The federal government accounted for the largest single year-over-year loss: 1,300 positions cut. State government, including the University of Alaska, shed an additional 600 jobs. Together, those two levels of government eliminated 1,900 positions compared with June 2025. Local government employment, which includes public schools, held flat.
Private employers added a net 1,000 jobs over the same period. Oil and gas led with 900 new positions. Transportation, warehousing, and utilities added 800. Health care and manufacturing each added 300. Government losses of 1,900 positions ran nearly double the private-sector gain of 1,000.
Leisure and hospitality fell by 500 jobs on the private side, the steepest sector decline outside government.
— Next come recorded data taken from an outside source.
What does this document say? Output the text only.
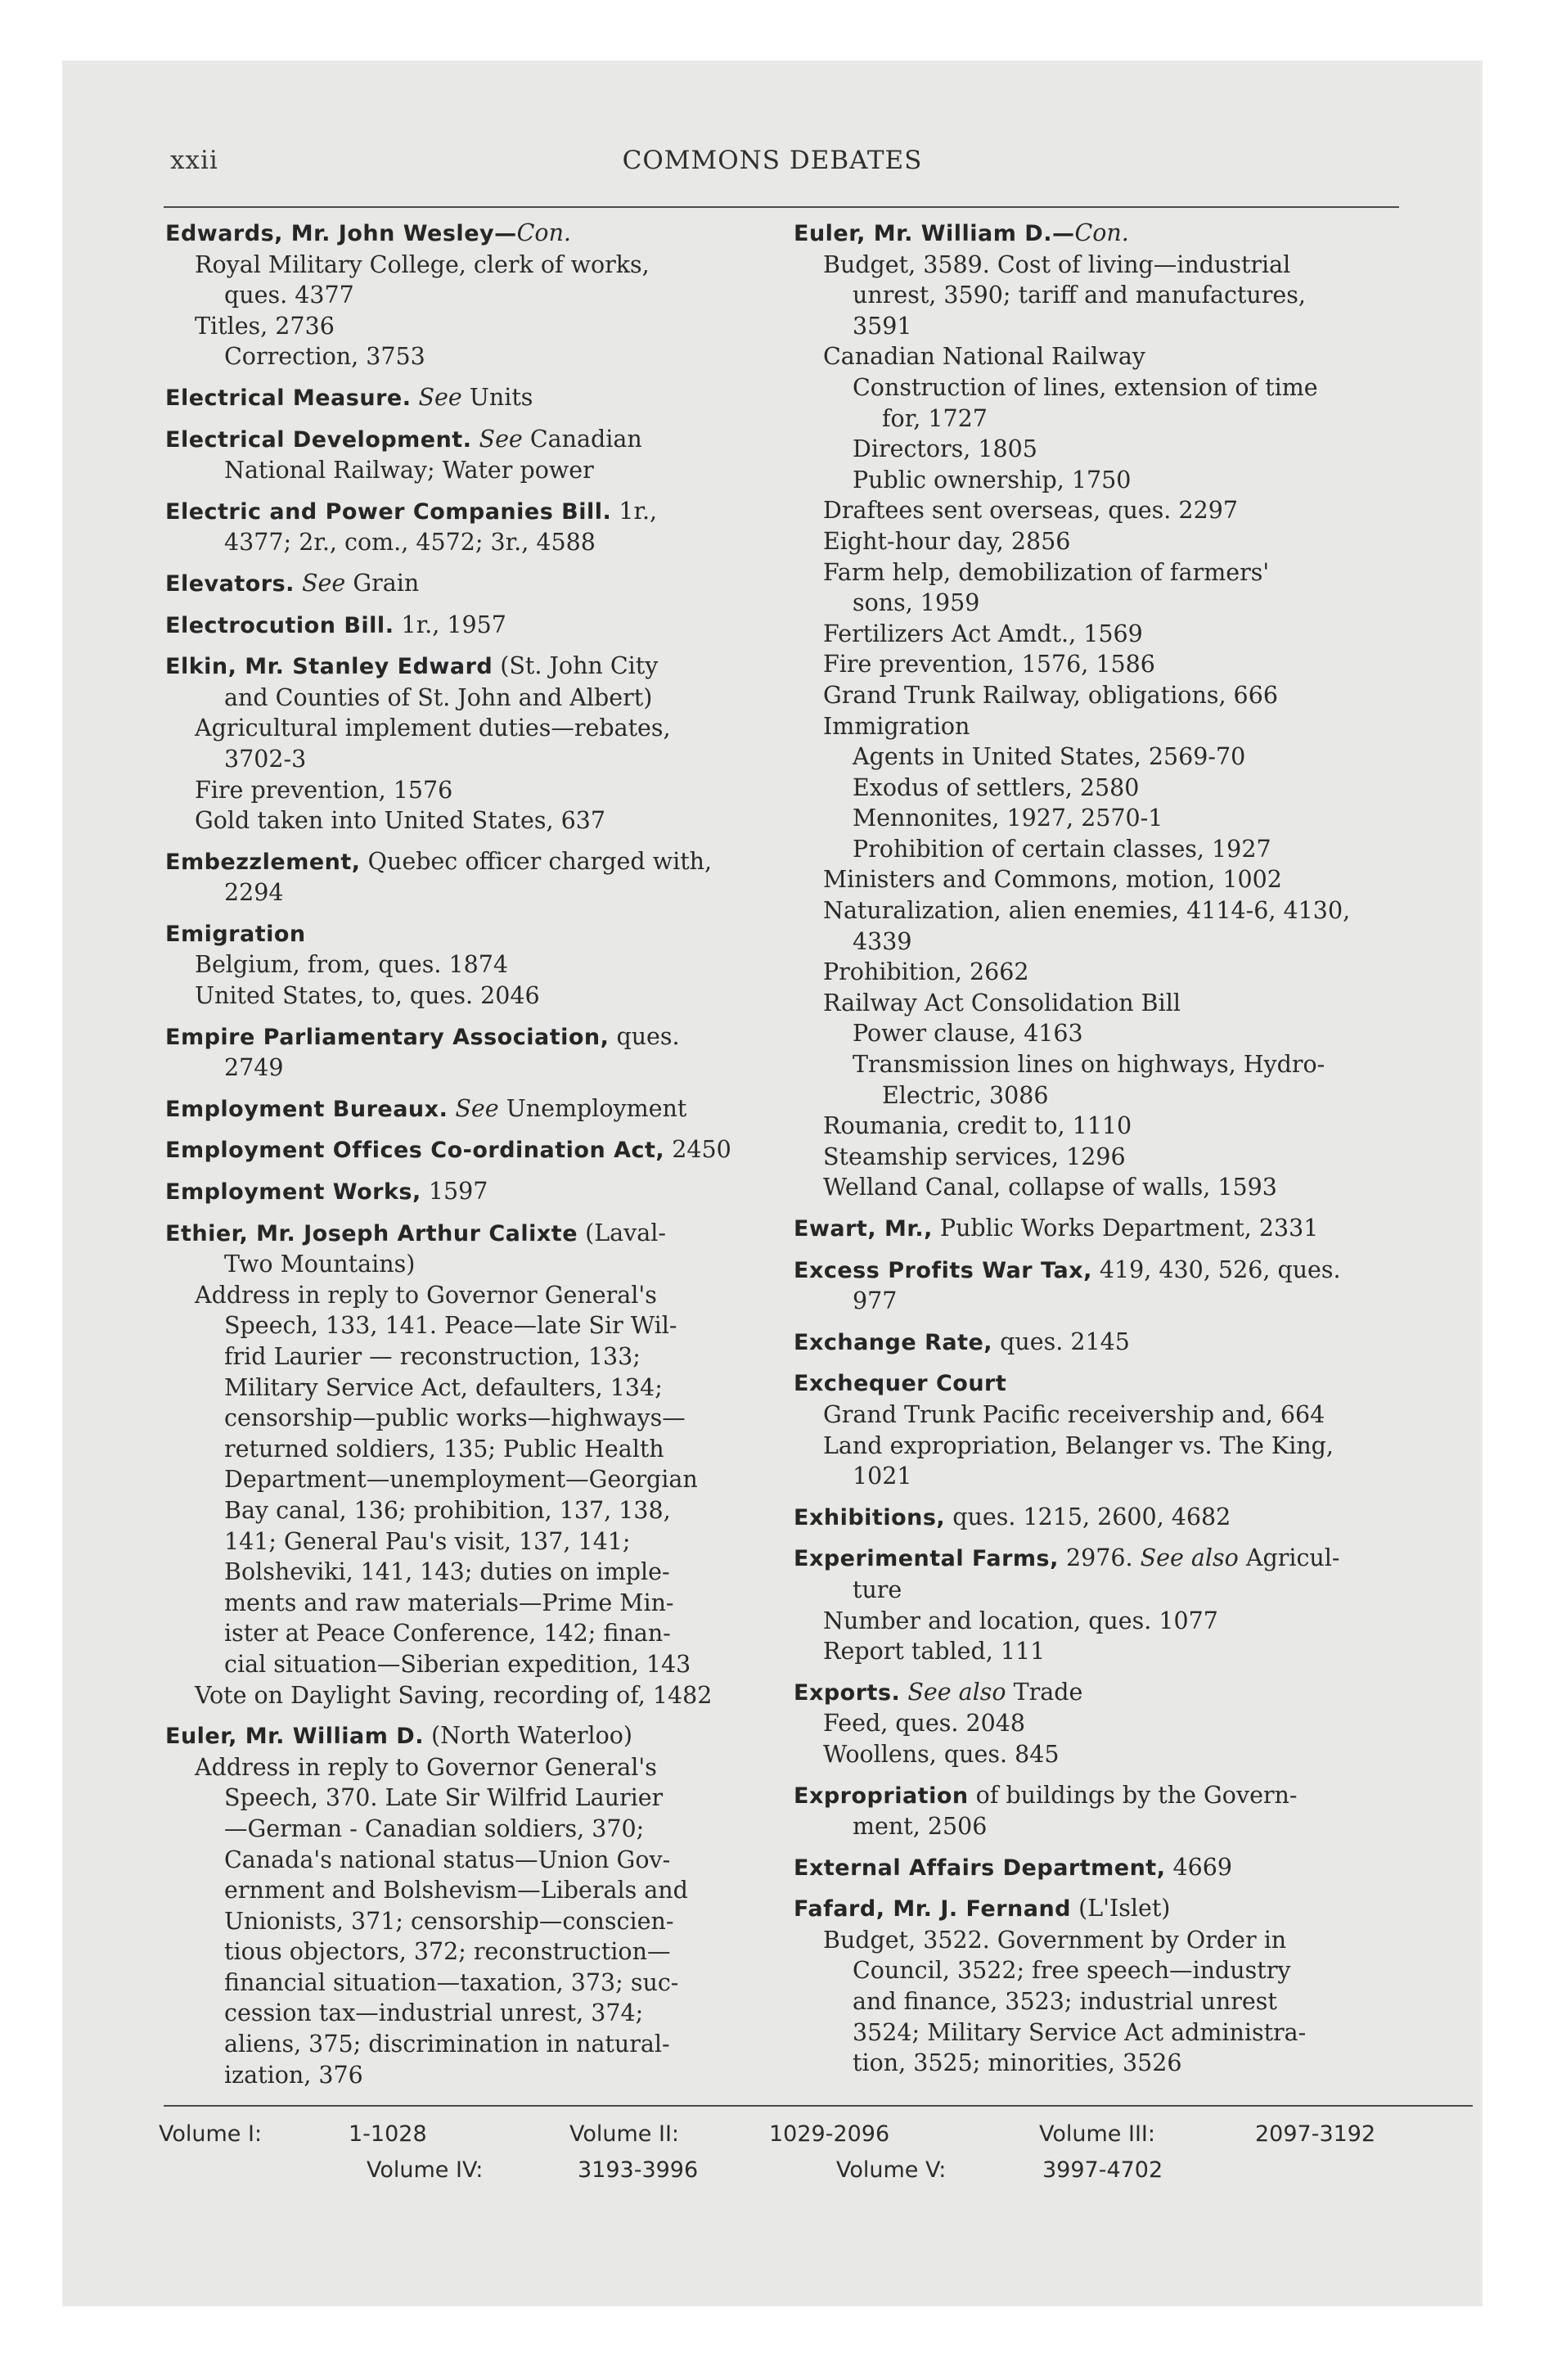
xxii	COMMONS DEBATES
Edwards, Mr. John Wesley—Con.
Royal Military College, clerk of works,
ques. 4377
Titles, 2736
Correction, 3753
Electrical Measure. See Units
Electrical Development. See Canadian
National Railway; Water power
Electric and Power Companies Bill. 1r.,
4377; 2r., com., 4572; 3r., 4588
Elevators. See Grain
Electrocution Bill. 1r., 1957
Elkin, Mr. Stanley Edward (St. John City
and Counties of St. John and Albert)
Agricultural implement duties—rebates,
3702-3
Fire prevention, 1576
Gold taken into United States, 637
Embezzlement, Quebec officer charged with,
2294
Emigration
Belgium, from, ques. 1874
United States, to, ques. 2046
Empire Parliamentary Association, ques.
2749
Employment Bureaux. See Unemployment
Employment Offices Co-ordination Act, 2450
Employment Works, 1597
Ethier, Mr. Joseph Arthur Calixte (Laval-
Two Mountains)
Address in reply to Governor General's
Speech, 133, 141. Peace—late Sir Wil-
frid Laurier — reconstruction, 133;
Military Service Act, defaulters, 134;
censorship—public works—highways—
returned soldiers, 135; Public Health
Department—unemployment—Georgian
Bay canal, 136; prohibition, 137, 138,
141; General Pau's visit, 137, 141;
Bolsheviki, 141, 143; duties on imple-
ments and raw materials—Prime Min-
ister at Peace Conference, 142; finan-
cial situation—Siberian expedition, 143
Vote on Daylight Saving, recording of, 1482
Euler, Mr. William D. (North Waterloo)
Address in reply to Governor General's
Speech, 370. Late Sir Wilfrid Laurier
—German - Canadian soldiers, 370;
Canada's national status—Union Gov-
ernment and Bolshevism—Liberals and
Unionists, 371; censorship—conscien-
tious objectors, 372; reconstruction—
financial situation—taxation, 373; suc-
cession tax—industrial unrest, 374;
aliens, 375; discrimination in natural-
ization, 376
Euler, Mr. William D.—Con.
Budget, 3589. Cost of living—industrial
unrest, 3590; tariff and manufactures,
3591
Canadian National Railway
Construction of lines, extension of time
for, 1727
Directors, 1805
Public ownership, 1750
Draftees sent overseas, ques. 2297
Eight-hour day, 2856
Farm help, demobilization of farmers'
sons, 1959
Fertilizers Act Amdt., 1569
Fire prevention, 1576, 1586
Grand Trunk Railway, obligations, 666
Immigration
Agents in United States, 2569-70
Exodus of settlers, 2580
Mennonites, 1927, 2570-1
Prohibition of certain classes, 1927
Ministers and Commons, motion, 1002
Naturalization, alien enemies, 4114-6, 4130,
4339
Prohibition, 2662
Railway Act Consolidation Bill
Power clause, 4163
Transmission lines on highways, Hydro-
Electric, 3086
Roumania, credit to, 1110
Steamship services, 1296
Welland Canal, collapse of walls, 1593
Ewart, Mr., Public Works Department, 2331
Excess Profits War Tax, 419, 430, 526, ques.
977
Exchange Rate, ques. 2145
Exchequer Court
Grand Trunk Pacific receivership and, 664
Land expropriation, Belanger vs. The King,
1021
Exhibitions, ques. 1215, 2600, 4682
Experimental Farms, 2976. See also Agricul-
ture
Number and location, ques. 1077
Report tabled, 111
Exports. See also Trade
Feed, ques. 2048
Woollens, ques. 845
Expropriation of buildings by the Govern-
ment, 2506
External Affairs Department, 4669
Fafard, Mr. J. Fernand (L'Islet)
Budget, 3522. Government by Order in
Council, 3522; free speech—industry
and finance, 3523; industrial unrest
3524; Military Service Act administra-
tion, 3525; minorities, 3526
Volume I:	1-1028	Volume II:	1029-2096	Volume III:	2097-3192
Volume IV:	3193-3996	Volume V:	3997-4702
Construction lost 300, and professional and business services dropped 200.
Alaska's seasonally adjusted unemployment rate stood at 4.4 percent in June, marginally lower than May and slightly above the national rate of 4.2 percent.
Federal Workforce Decline
The federal job losses fit a pattern economists at the University of Alaska Anchorage Institute for Social and Economic Research documented at a Commonwealth North forum on June 26. Economist Brock Wilson said Alaska had seen a 15.8 percent decline in its federal civilian workforce between April 2024 and April 2026, outpacing the national drop of 14.8 percent. "Alaska is quite high in that, probably about the 8th largest decline," Wilson said of where the state ranked among states shedding federal workers.
Workforce Planning
State workforce planners are working within this shift. The Alaska Workforce Investment Board and the Department of Labor released a draft workforce plan for 2026 and 2027 that sets five strategic priorities, including expanding career pathways and improving access for rural and underserved workers. The plan states its goals are to support "a system that is responsive to employer demand while expanding access to skills and employment opportunities for Alaskans."
Gov. Mike Dunleavy appointed Cathy Munoz as acting commissioner of the Department of Labor and Workforce Development earlier this year. The department's next monthly employment report will cover July figures.